Equivariant bootstrapping for uncertainty quantification in imaging inverse problems

Scientific imaging problems are often severely ill-posed and hence have significant intrinsic uncertainty. Accurately quantifying the uncertainty in the solutions to such problems is therefore critical for the rigorous interpretation of experimental results as well as for reliably using the reconstructed images as scientific evidence. Unfortunately, existing imaging methods are unable to quantify the uncertainty in the reconstructed images in a way that is robust to experiment replications. This paper presents a new uncertainty quantification methodology based on an equivariant formulation of the parametric bootstrap algorithm that leverages symmetries and invariance properties commonly encountered in imaging problems.
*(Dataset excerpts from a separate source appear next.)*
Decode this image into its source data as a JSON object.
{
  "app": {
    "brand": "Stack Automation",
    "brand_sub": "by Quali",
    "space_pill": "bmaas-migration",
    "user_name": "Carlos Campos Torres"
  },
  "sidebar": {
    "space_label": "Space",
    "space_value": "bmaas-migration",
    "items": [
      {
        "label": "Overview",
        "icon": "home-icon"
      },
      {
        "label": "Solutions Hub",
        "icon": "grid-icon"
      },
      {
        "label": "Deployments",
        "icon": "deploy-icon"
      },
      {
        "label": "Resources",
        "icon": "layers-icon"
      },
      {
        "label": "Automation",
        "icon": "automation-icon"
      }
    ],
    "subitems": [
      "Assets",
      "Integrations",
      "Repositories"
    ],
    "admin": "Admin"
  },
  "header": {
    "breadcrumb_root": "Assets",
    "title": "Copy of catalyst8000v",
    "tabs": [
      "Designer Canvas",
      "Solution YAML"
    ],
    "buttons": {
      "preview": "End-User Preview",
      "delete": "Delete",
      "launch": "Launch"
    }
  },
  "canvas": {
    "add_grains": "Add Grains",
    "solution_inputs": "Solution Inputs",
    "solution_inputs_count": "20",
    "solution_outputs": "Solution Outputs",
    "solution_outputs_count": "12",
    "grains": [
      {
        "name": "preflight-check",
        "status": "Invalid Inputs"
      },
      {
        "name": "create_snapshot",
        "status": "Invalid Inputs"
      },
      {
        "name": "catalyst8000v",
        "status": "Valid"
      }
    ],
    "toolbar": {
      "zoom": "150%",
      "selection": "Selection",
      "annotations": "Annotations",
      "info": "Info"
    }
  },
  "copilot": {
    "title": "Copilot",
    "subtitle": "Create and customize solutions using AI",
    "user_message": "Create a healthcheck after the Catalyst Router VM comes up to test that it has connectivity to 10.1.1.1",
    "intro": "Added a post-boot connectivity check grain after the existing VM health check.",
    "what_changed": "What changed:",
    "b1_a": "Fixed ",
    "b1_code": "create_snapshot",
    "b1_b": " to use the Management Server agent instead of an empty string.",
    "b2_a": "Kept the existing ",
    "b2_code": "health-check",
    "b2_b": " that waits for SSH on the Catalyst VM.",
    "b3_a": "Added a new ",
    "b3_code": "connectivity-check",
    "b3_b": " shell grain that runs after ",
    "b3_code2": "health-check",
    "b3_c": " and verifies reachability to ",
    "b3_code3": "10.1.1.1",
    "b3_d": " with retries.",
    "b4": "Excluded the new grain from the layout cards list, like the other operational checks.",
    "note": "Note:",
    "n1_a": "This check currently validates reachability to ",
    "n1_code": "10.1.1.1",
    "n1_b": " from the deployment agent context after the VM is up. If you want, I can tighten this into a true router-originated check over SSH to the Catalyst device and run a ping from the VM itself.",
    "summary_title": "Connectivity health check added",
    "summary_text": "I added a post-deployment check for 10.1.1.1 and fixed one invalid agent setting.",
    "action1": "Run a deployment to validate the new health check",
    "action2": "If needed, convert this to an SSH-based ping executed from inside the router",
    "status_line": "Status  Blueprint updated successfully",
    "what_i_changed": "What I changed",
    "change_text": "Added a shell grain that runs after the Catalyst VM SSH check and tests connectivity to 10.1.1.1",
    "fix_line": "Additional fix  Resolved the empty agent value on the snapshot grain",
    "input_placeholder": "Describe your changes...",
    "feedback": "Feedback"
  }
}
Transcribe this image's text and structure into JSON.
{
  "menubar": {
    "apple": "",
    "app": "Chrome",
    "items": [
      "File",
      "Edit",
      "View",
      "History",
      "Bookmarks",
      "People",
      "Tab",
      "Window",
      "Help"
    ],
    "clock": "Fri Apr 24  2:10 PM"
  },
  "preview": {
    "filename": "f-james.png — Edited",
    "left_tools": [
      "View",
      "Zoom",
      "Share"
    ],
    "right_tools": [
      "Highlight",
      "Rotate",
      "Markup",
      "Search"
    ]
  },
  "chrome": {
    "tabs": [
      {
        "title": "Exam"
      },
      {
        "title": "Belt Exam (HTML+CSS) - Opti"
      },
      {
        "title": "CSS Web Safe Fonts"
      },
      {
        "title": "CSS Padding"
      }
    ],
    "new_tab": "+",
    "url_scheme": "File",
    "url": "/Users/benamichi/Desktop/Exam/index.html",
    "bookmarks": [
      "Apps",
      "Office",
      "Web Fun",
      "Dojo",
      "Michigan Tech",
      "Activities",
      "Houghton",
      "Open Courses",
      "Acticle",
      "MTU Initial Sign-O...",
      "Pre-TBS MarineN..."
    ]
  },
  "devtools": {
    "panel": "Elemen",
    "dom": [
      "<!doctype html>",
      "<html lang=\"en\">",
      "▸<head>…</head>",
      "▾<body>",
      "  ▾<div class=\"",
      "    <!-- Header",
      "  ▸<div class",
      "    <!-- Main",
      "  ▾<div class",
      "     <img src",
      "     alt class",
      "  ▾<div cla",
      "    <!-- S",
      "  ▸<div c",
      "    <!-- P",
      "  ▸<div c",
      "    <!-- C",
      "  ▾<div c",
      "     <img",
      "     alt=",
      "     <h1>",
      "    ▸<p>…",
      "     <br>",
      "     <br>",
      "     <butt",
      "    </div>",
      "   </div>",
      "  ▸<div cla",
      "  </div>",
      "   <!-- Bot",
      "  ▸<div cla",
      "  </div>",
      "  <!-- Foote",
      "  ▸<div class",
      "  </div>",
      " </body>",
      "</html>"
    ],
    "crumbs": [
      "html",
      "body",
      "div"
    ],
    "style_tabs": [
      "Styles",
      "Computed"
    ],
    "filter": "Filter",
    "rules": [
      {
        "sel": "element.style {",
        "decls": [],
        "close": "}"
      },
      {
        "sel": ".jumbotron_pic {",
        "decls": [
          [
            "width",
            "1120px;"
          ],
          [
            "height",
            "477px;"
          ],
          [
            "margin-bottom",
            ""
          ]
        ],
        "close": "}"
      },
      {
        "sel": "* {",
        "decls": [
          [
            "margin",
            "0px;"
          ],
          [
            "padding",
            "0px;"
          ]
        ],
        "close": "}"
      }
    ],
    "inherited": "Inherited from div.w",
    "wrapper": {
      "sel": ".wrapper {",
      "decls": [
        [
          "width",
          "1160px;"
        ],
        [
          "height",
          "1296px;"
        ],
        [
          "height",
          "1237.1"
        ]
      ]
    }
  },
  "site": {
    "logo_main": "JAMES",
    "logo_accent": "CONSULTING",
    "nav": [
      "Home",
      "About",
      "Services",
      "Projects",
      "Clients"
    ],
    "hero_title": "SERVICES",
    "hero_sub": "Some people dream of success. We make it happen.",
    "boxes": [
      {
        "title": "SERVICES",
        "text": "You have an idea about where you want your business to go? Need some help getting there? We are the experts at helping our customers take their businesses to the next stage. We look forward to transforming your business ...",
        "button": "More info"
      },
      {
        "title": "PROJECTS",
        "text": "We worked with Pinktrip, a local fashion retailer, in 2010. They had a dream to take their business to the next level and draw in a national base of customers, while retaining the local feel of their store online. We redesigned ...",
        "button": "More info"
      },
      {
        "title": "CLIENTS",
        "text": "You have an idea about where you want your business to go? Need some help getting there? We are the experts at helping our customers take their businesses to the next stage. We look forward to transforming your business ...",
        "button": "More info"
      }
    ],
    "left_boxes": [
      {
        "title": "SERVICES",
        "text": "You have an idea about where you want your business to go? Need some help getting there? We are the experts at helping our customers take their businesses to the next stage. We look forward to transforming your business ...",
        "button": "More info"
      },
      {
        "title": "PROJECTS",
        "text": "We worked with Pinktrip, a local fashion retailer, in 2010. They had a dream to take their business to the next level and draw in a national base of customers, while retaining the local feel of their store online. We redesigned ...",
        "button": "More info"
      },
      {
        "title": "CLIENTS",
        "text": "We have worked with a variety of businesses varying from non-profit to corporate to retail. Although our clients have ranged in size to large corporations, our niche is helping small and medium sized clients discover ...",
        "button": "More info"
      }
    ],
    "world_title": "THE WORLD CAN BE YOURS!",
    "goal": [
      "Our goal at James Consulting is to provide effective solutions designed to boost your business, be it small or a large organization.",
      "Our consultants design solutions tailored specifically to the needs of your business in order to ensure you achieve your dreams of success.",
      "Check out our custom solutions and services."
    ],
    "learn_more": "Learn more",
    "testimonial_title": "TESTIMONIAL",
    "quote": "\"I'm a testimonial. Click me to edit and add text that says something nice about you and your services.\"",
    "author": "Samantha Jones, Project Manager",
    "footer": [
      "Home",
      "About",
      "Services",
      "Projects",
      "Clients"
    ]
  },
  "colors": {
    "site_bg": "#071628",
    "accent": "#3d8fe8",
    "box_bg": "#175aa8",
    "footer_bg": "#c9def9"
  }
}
Additionally, the proposed methodology is general and can be easily applied with any image reconstruction technique, including unsupervised training strategies that can be trained from observed data alone, thus enabling uncertainty quantification in situations where there is no ground truth data available. We demonstrate the proposed approach with a series of experiments and comparisons with alternative state-of-the-art uncertainty quantification strategies. In all our experiments, the proposed equivariant bootstrap delivers remarkably accurate high-dimensional confidence regions and outperforms the competing approaches in terms of estimation accuracy, uncertainty quantification accuracy, and computing time. These empirical findings are supported by a detailed theoretical analysis of equivariant bootstrap for linear estimators.